Let $X$ be a metric space and $f:X\to X$. What's true and what's false?

a. If $f$ is bijective and has a unique fixed point, then $f^{-1}:X \to X$ also has a unique fixed point.

b. If $f$ is bijective, then $f$ is a contraction iff $f^{-1}$ is a contraction.

c. $f:\mathbb {R}^2\to \mathbb {R}^2$, $[f]=\begin {pmatrix}\frac {1}{2}&1\\0&\frac {1}{2}\end {pmatrix}$ is a contraction.

I think that a and b are true and I don't really understand c.

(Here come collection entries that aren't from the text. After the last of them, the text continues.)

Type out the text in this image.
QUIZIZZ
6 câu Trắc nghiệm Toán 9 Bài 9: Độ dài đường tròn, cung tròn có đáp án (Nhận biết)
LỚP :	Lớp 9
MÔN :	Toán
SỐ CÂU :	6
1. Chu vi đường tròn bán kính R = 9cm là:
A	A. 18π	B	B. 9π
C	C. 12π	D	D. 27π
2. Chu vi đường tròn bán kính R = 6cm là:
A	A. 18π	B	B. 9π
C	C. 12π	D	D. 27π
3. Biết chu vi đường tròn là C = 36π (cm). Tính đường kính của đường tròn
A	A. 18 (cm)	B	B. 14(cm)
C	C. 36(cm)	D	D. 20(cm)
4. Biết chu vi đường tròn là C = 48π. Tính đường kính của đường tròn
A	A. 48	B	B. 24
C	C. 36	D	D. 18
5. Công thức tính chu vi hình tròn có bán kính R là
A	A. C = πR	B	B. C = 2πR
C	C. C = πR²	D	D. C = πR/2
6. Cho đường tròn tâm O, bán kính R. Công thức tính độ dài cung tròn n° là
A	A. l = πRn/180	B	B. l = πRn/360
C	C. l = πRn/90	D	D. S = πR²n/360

Am I right about a and b and could someone explain c please?

Answer 1

a) is true

b) is not true: take $f:\mathbb{R}\to \mathbb{R}$, $x\mapsto x/2$. It is a contraction, but $f^{-1}:x\to 2x$ is an expansion.

c) is not true because the image of the vector $(1,1)$ of length $\sqrt{2}$ is $(1/2, 3/2)$ of bigger length $\sqrt{10}/2>\sqrt{2}$.

Answer 2

Clearly $a)$ is true, due the fact that if $x$ and $y$, $x\not=y$ are fixed points of $f^{-1}$, then $f^{-1}(x) = x$ and $f^{-1}(y)=y$. Applying $f$ both sides of these two equations is a contradiction because $f$ would have 2 fixed points.

$b)$ is not true, JCAA answered.

$c)$ $\begin{pmatrix}1/2 & 1\\ 0 & 1/2 \end{pmatrix} \begin{pmatrix} x\\ y\end{pmatrix} = \begin{pmatrix} x/2+y \\ y/2\end{pmatrix}$, given $z=(1,1)$ and $w=(0,1)$ $$\Vert f(z) - f(w)\Vert = \sqrt{(3/2)^2 + (1/2)^2} = \sqrt{10/4} >1$$ $$\Vert z-w\Vert = 1$$ So $\Vert z - w \Vert < \Vert f(z) - f(w) \Vert$, then $f$ isn't a contraction.